6 Gedanken zu „Das BVerfG wehrt sich – mit der Missbrauchsgebühr, das können andere Gerichte (leider?) nicht…

  1. Jens Ferner

    „Manchmal hätte ich mir eine solche Missbrauchsgebühr im OWiG als OLG-Richter auch gewünscht“

    Man muss aber schon differenzieren: Beim BVerfG fallen keine Gerichtsgebühren an, anders als bei Instanzgerichten, wo man bei einem (überflüssigen?) Verfahren zumindest ein paar Kosten decken muss.

  2. Henning

    „dafür ein Knöllchen von 10 oder 15 € bekam und dann das ganze Programm abzog, also Einspruch, AG und OLG,“

    Der Kollege muss beim ADAC oder Roland rechtschutzversichert gewesen sein, denn die gewähren auch Deckung bei Verstössen im ruhenden Verkehr… 😉

  3. ra kuemmerle

    Ach ja, die parkenden Kollegen. Ich erinnere mich an mein Referendariat in der Verwaltung. Dort war ich bei der Berliner Bußgeldstelle tätig und durfte z.B. immer zu den Umsetzfällen zum VG. Eines Tages wurde die Klage eines RA verhandelt, der vor dem AG Tiergarten abgeschleppt worden war und gegen den Gebührenbescheid vorging. Als er merkte, dass er keinen Blumentopf gewinnt, äußerte er in Richtung Gericht, dass es ja hier schlimmer zugehe als beim Volksgerichtshof. Dabei war die Verhandlung bis dahin alles andere als laut. Ich dachte jetzt knallts. Aber der Verwaltungsrichter lächelte nur und meinte, er habe da gerade so ein Rauschen gehört, ob ich das auch gehört hätte. Das habe ich dann etwas fassungslos bejaht. Der Kollege hat es offensichtlich auch gehört, er hat seine Klage zurückgenommen.

  4. Herbert

    Die Entscheidungen des BVerfG klingen aber weder souverän noch sachlich, sondern eher empört und nach „Nase voll“. Da sollte das BVerfG doch drüber stehen, zumal die Entscheidungen für die Richter durch deren wissenschaftliche Mitarbeiter vorbereitet werden und die hohen Senatsmitglieder nicht jede Akte selbst von vorne bis hinten durchforsten. Die Akte wird wegen der offensichtlichen Unbegründetheit der Beschwerden auch weniger Arbeit gemacht haben als deren Umfang vermuten läßt.

    Allein die Tatsache, daß man mit so einem Mist behelligt wird, sollte nicht zu solchen, leicht angefressen klingenden Entscheidungstexten Anlaß geben. Erweckt ja den Eindruck, als habe die Justizangestellte, die den Mist kopieren mußte, sich Luft verschafft (oder der Faxwächter, der am Morgen 1.200 Seiten quer verteilt durch das Büro vorgefunden hat).

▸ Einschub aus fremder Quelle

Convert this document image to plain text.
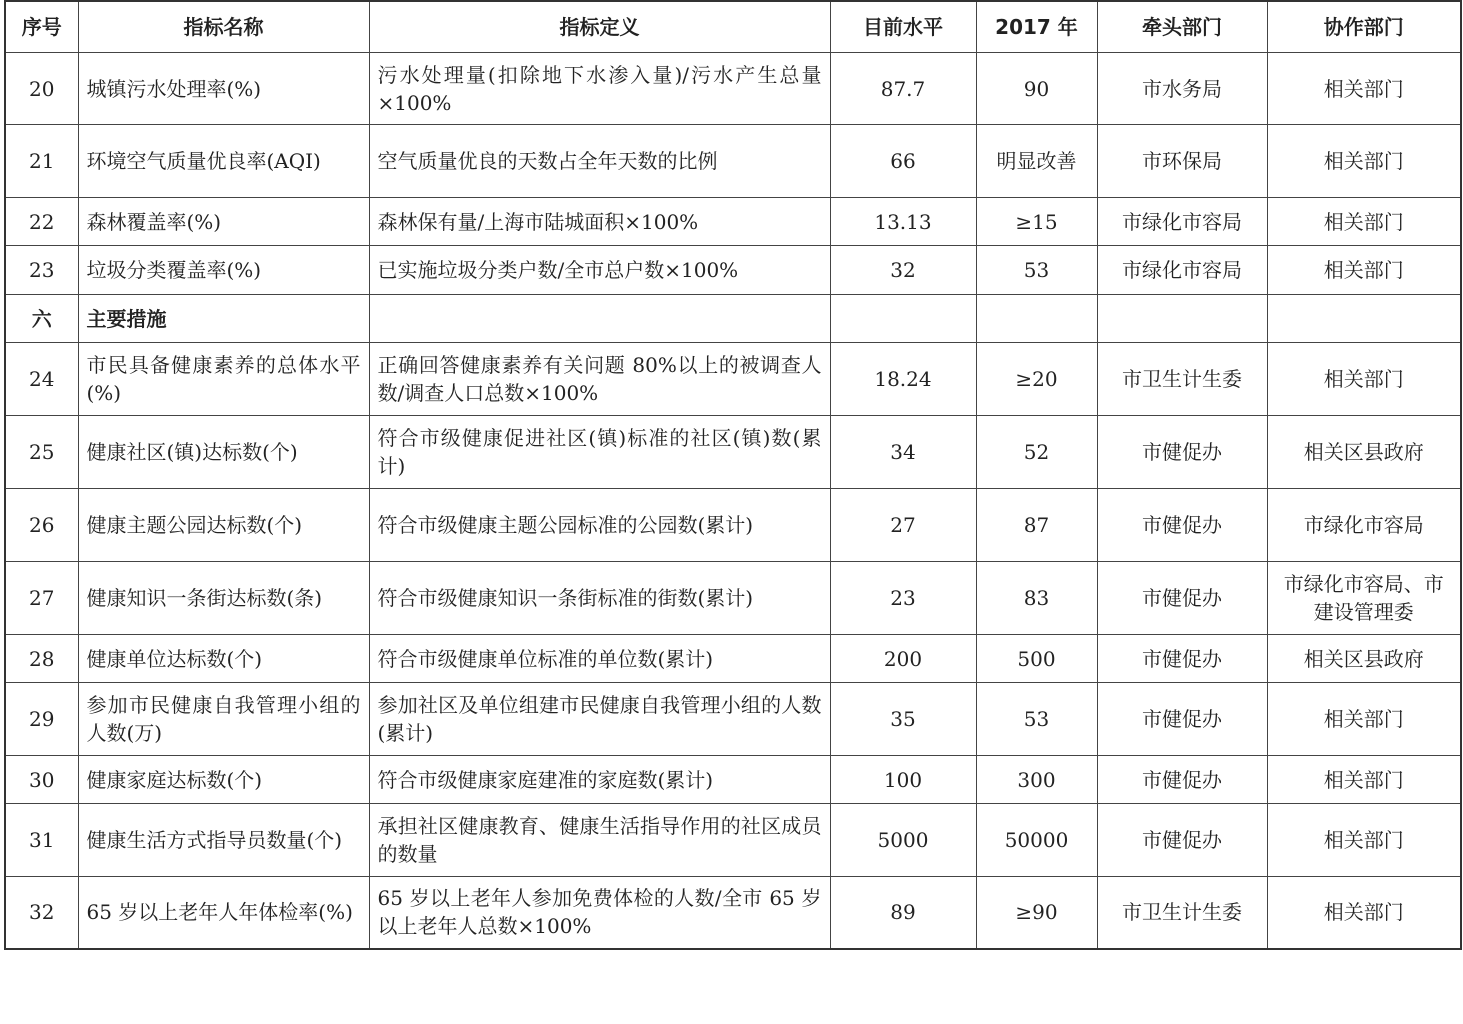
序号	指标名称	指标定义	目前水平	2017 年	牵头部门	协作部门
20	城镇污水处理率(%)	污水处理量(扣除地下水渗入量)/污水产生总量×100%	87.7	90	市水务局	相关部门
21	环境空气质量优良率(AQI)	空气质量优良的天数占全年天数的比例	66	明显改善	市环保局	相关部门
22	森林覆盖率(%)	森林保有量/上海市陆城面积×100%	13.13	≥15	市绿化市容局	相关部门
23	垃圾分类覆盖率(%)	已实施垃圾分类户数/全市总户数×100%	32	53	市绿化市容局	相关部门
六	主要措施					
24	市民具备健康素养的总体水平(%)	正确回答健康素养有关问题 80%以上的被调查人数/调查人口总数×100%	18.24	≥20	市卫生计生委	相关部门
25	健康社区(镇)达标数(个)	符合市级健康促进社区(镇)标准的社区(镇)数(累计)	34	52	市健促办	相关区县政府
26	健康主题公园达标数(个)	符合市级健康主题公园标准的公园数(累计)	27	87	市健促办	市绿化市容局
27	健康知识一条街达标数(条)	符合市级健康知识一条街标准的街数(累计)	23	83	市健促办	市绿化市容局、市建设管理委
28	健康单位达标数(个)	符合市级健康单位标准的单位数(累计)	200	500	市健促办	相关区县政府
29	参加市民健康自我管理小组的人数(万)	参加社区及单位组建市民健康自我管理小组的人数(累计)	35	53	市健促办	相关部门
30	健康家庭达标数(个)	符合市级健康家庭建准的家庭数(累计)	100	300	市健促办	相关部门
31	健康生活方式指导员数量(个)	承担社区健康教育、健康生活指导作用的社区成员的数量	5000	50000	市健促办	相关部门
32	65 岁以上老年人年体检率(%)	65 岁以上老年人参加免费体检的人数/全市 65 岁以上老年人总数×100%	89	≥90	市卫生计生委	相关部门
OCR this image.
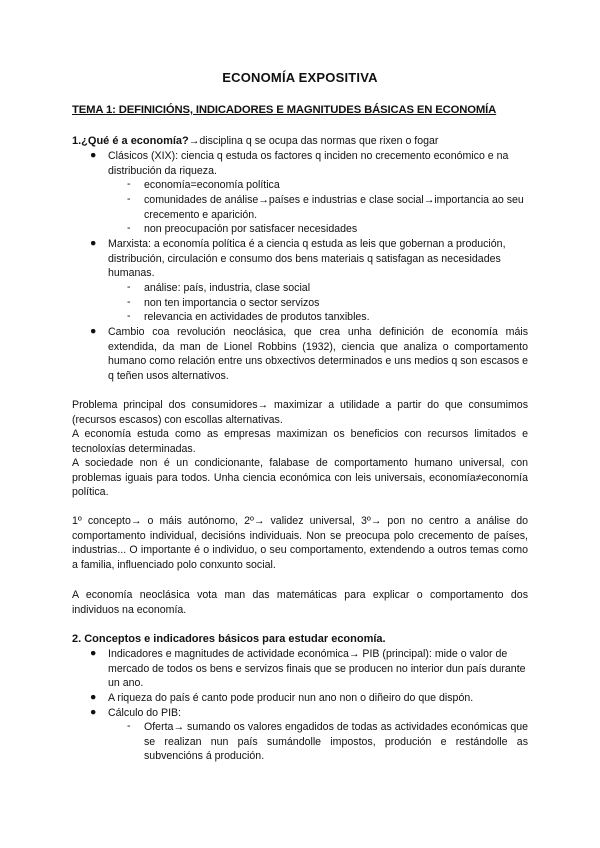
ECONOMÍA EXPOSITIVA
TEMA 1: DEFINICIÓNS, INDICADORES E MAGNITUDES BÁSICAS EN ECONOMÍA
1.¿Qué é a economía?→disciplina q se ocupa das normas que rixen o fogar
● Clásicos (XIX): ciencia q estuda os factores q inciden no crecemento económico e na distribución da riqueza.
- economía=economía política
- comunidades de análise→países e industrias e clase social→importancia ao seu crecemento e aparición.
- non preocupación por satisfacer necesidades
● Marxista: a economía política é a ciencia q estuda as leis que gobernan a produción, distribución, circulación e consumo dos bens materiais q satisfagan as necesidades humanas.
- análise: país, industria, clase social
- non ten importancia o sector servizos
- relevancia en actividades de produtos tanxibles.
● Cambio coa revolución neoclásica, que crea unha definición de economía máis extendida, da man de Lionel Robbins (1932), ciencia que analiza o comportamento humano como relación entre uns obxectivos determinados e uns medios q son escasos e q teñen usos alternativos.
Problema principal dos consumidores→ maximizar a utilidade a partir do que consumimos (recursos escasos) con escollas alternativas.
A economía estuda como as empresas maximizan os beneficios con recursos limitados e tecnoloxías determinadas.
A sociedade non é un condicionante, falabase de comportamento humano universal, con problemas iguais para todos. Unha ciencia económica con leis universais, economía≠economía política.
1º concepto→ o máis autónomo, 2º→ validez universal, 3º→ pon no centro a análise do comportamento individual, decisións individuais. Non se preocupa polo crecemento de países, industrias... O importante é o individuo, o seu comportamento, extendendo a outros temas como a familia, influenciado polo conxunto social.
A economía neoclásica vota man das matemáticas para explicar o comportamento dos individuos na economía.
2. Conceptos e indicadores básicos para estudar economía.
● Indicadores e magnitudes de actividade económica→ PIB (principal): mide o valor de mercado de todos os bens e servizos finais que se producen no interior dun país durante un ano.
● A riqueza do país é canto pode producir nun ano non o diñeiro do que dispón.
● Cálculo do PIB:
- Oferta→ sumando os valores engadidos de todas as actividades económicas que se realizan nun país sumándolle impostos, produción e restándolle as subvencións á produción.
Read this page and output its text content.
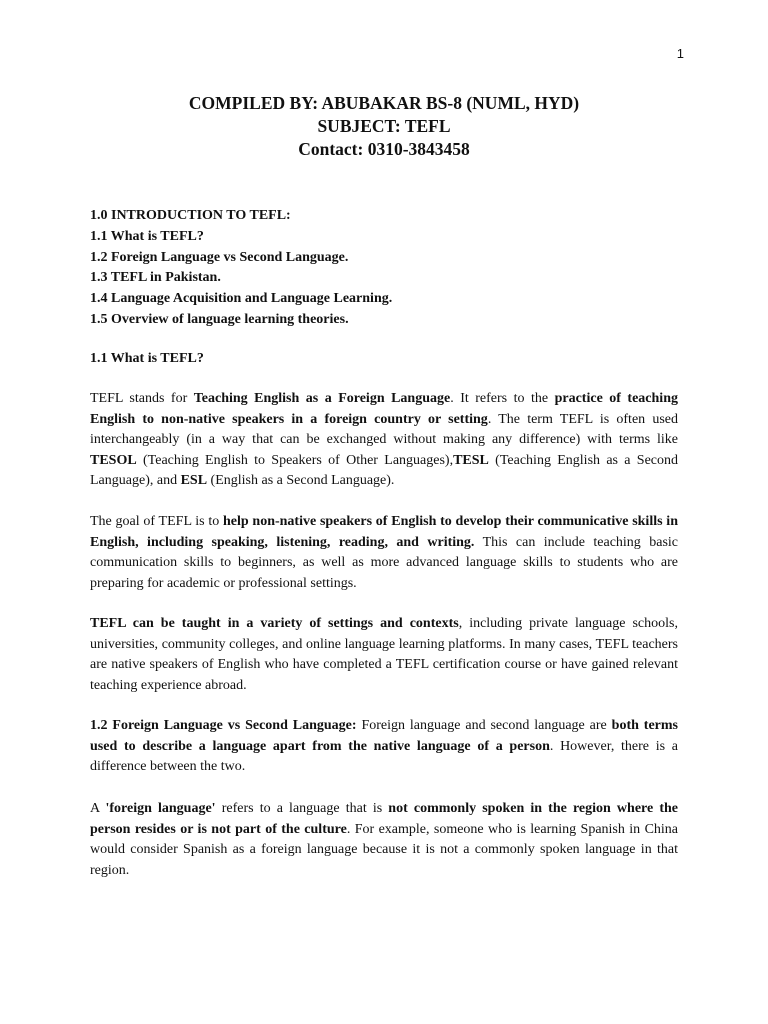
1
COMPILED BY: ABUBAKAR BS-8 (NUML, HYD)
SUBJECT: TEFL
Contact: 0310-3843458
1.0 INTRODUCTION TO TEFL:
1.1 What is TEFL?
1.2 Foreign Language vs Second Language.
1.3 TEFL in Pakistan.
1.4 Language Acquisition and Language Learning.
1.5 Overview of language learning theories.
1.1 What is TEFL?

TEFL stands for Teaching English as a Foreign Language. It refers to the practice of teaching English to non-native speakers in a foreign country or setting. The term TEFL is often used interchangeably (in a way that can be exchanged without making any difference) with terms like TESOL (Teaching English to Speakers of Other Languages),TESL (Teaching English as a Second Language), and ESL (English as a Second Language).

The goal of TEFL is to help non-native speakers of English to develop their communicative skills in English, including speaking, listening, reading, and writing. This can include teaching basic communication skills to beginners, as well as more advanced language skills to students who are preparing for academic or professional settings.

TEFL can be taught in a variety of settings and contexts, including private language schools, universities, community colleges, and online language learning platforms. In many cases, TEFL teachers are native speakers of English who have completed a TEFL certification course or have gained relevant teaching experience abroad.

1.2 Foreign Language vs Second Language: Foreign language and second language are both terms used to describe a language apart from the native language of a person. However, there is a difference between the two.

A 'foreign language' refers to a language that is not commonly spoken in the region where the person resides or is not part of the culture. For example, someone who is learning Spanish in China would consider Spanish as a foreign language because it is not a commonly spoken language in that region.
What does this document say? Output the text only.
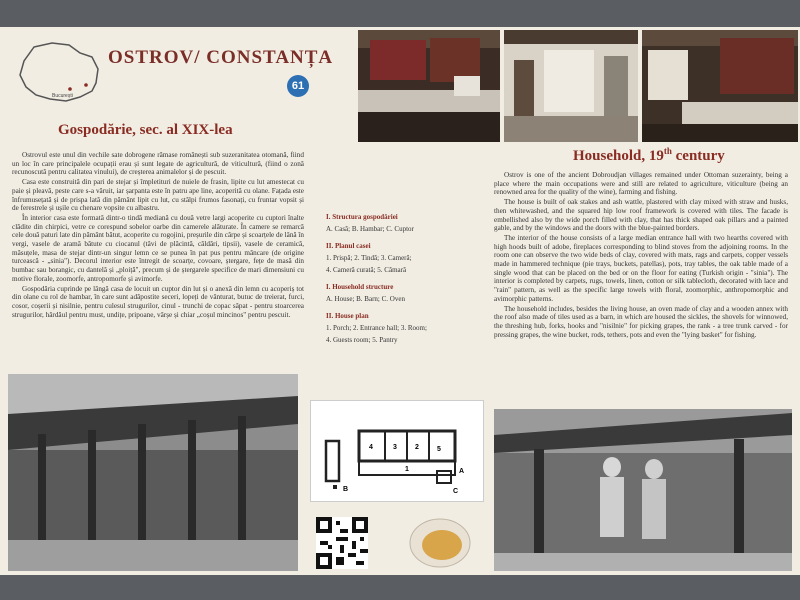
București
OSTROV/ CONSTANȚA
61
Gospodărie, sec. al XIX-lea

Ostrovul este unul din vechile sate dobrogene rămase românești sub suzeranitatea otomană, fiind un loc în care principalele ocupații erau și sunt legate de agricultură, de viticultură, (fiind o zonă recunoscută pentru calitatea vinului), de creșterea animalelor și de pescuit.

Casa este construită din pari de stejar și împletituri de nuiele de frasin, lipite cu lut amestecat cu paie și pleavă, peste care s-a văruit, iar șarpanta este în patru ape line, acoperită cu olane. Fațada este înfrumusețată și de prispa lată din pământ lipit cu lut, cu stâlpi frumos fasonați, cu fruntar vopsit și de ferestrele și ușile cu chenare vopsite cu albastru.

În interior casa este formată dintr-o tindă mediană cu două vetre largi acoperite cu cuptori înalte clădite din chirpici, vetre ce corespund sobelor oarbe din camerele alăturate. În camere se remarcă cele două paturi late din pământ bătut, acoperite cu rogojini, preșurile din cârpe și scoarțele de lână în vergi, vasele de aramă bătute cu ciocanul (tăvi de plăcintă, căldări, tipsii), vasele de ceramică, măsuțele, masa de stejar dintr-un singur lemn ce se punea în pat pus pentru mâncare (de origine turcească - „sinia"). Decorul interior este întregit de scoarțe, covoare, ștergare, fețe de masă din bumbac sau borangic, cu dantelă și „ploiță", precum și de ștergarele specifice de mari dimensiuni cu motive florale, zoomorfe, antropomorfe și avimorfe.

Gospodăria cuprinde pe lângă casa de locuit un cuptor din lut și o anexă din lemn cu acoperiș tot din olane cu rol de hambar, în care sunt adăpostite seceri, lopeți de vânturat, butuc de treierat, furci, cosor, coșerii și nisilnie, pentru culesul strugurilor, cinul - trunchi de copac săpat - pentru stoarcerea strugurilor, hârdăul pentru must, undițe, pripoane, vârșe și chiar „coșul mincinos" pentru pescuit.

Household, 19th century

Ostrov is one of the ancient Dobroudjan villages remained under Ottoman suzerainty, being a place where the main occupations were and still are related to agriculture, viticulture (being an renowned area for the quality of the wine), farming and fishing.

The house is built of oak stakes and ash wattle, plastered with clay mixed with straw and husks, then whitewashed, and the squared hip low roof framework is covered with tiles. The facade is embellished also by the wide porch filled with clay, that has thick shaped oak pillars and a painted gable, and by the windows and the doors with the blue-painted borders.

The interior of the house consists of a large median entrance hall with two hearths covered with high hoods built of adobe, fireplaces corresponding to blind stoves from the adjoining rooms. In the room one can observe the two wide beds of clay, covered with mats, rags and carpets, copper vessels made in hammered technique (pie trays, buckets, patellas), pots, tray tables, the oak table made of a single wood that can be placed on the bed or on the floor for eating (Turkish origin - "sinia"). The interior is completed by carpets, rugs, towels, linen, cotton or silk tablecloth, decorated with lace and "rain" pattern, as well as the specific large towels with floral, zoomorphic, anthropomorphic and avimorphic patterns.

The household includes, besides the living house, an oven made of clay and a wooden annex with the roof also made of tiles used as a barn, in which are housed the sickles, the shovels for winnowed, the threshing hub, forks, hooks and "nisilnie" for picking grapes, the rank - a tree trunk carved - for pressing grapes, the wine bucket, rods, tethers, pots and even the "lying basket" for fishing.

I. Structura gospodăriei
A. Casă; B. Hambar; C. Cuptor
II. Planul casei
1. Prispă; 2. Tindă; 3. Cameră;
4. Cameră curată; 5. Cămară
I. Household structure
A. House; B. Barn; C. Oven
II. House plan
1. Porch; 2. Entrance hall; 3. Room;
4. Guests room; 5. Pantry
4	3	2	5
1	A
B	C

    Unter Anwälten, Notaren, Richtern, Staatsanwälten und Beamten ist der Anteil der leicht Durchgeknallten am Rande der Dienstunfähigkeit nicht geringer als im Rest der Bevölkerung. Da sollte man gelassen mit umgehen und bei den zuständigen Stellen eine Überprüfung der Amtsfähigkeit anregen.

  5. GKutscher

    @ Herbert

    wie wahr, wie wahr. Man sollte soetwas als Krankheit begreifen, dann berührt es die soziale Ader und lässt die 1.200 Seiten mit Nachsicht betrachten 🙂

    Ach ja, sozial: Das SGG kennt die Mutwillensgebühr, die landläufig auch Missbrauchsgebühr genannt wird. In meiner Zeit am SG fand ich die zuweilen hilfreich – wohlgemerkt gegenüber beiden Seiten, Kläger und Behörde.